Fed’s Labor Market Index Shows Signs of Recovery In September
After slowing for the fourth straight month in August, the Federal Reserve's gauge of conditions in the labor market made a slight recovery in September.
The Fed's labor market conditions index, which the central bank said it will now release on a monthly basis, added 2.5 points in September after increasing only 2 points in August—its lowest pace of growth in 13 months.
As a broad measure of the market, the Fed's index includes a number of indicators that go beyond just the national unemployment rate, including average hourly earnings, hiring rates, and labor force participation, among others. It has been cited by Fed researchers as a more comprehensive tool for the central bank's policymakers to use when considering their next move, such as ending bond purchases—a likely development next month—or raising interest rates, which they're expected to do by the middle of 2015.

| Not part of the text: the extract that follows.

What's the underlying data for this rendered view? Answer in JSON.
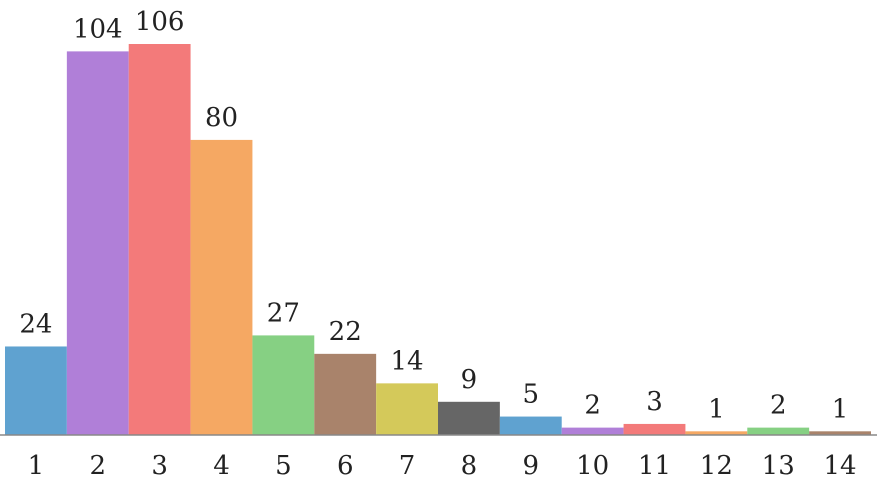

After slowing down in January, the index accelerated through much of the year's first half, posting an improvement of 4.9 points in March before hitting peak growth of 7.1 points in April as the economy started a streak of strong monthly payroll gains.
The latest increase comes as the labor market reportedly added 248,000 new jobs, helping to bring the unemployment rate down to 5.9 percent.
At the same time, however, the labor force participation rate continued to drop as more Americans gave up on looking for work. According to the government's, numbers, the national U-6 unemployment rate—which includes people marginally attached to the work force and those working part-time for economic reasons—is 11.8 percent.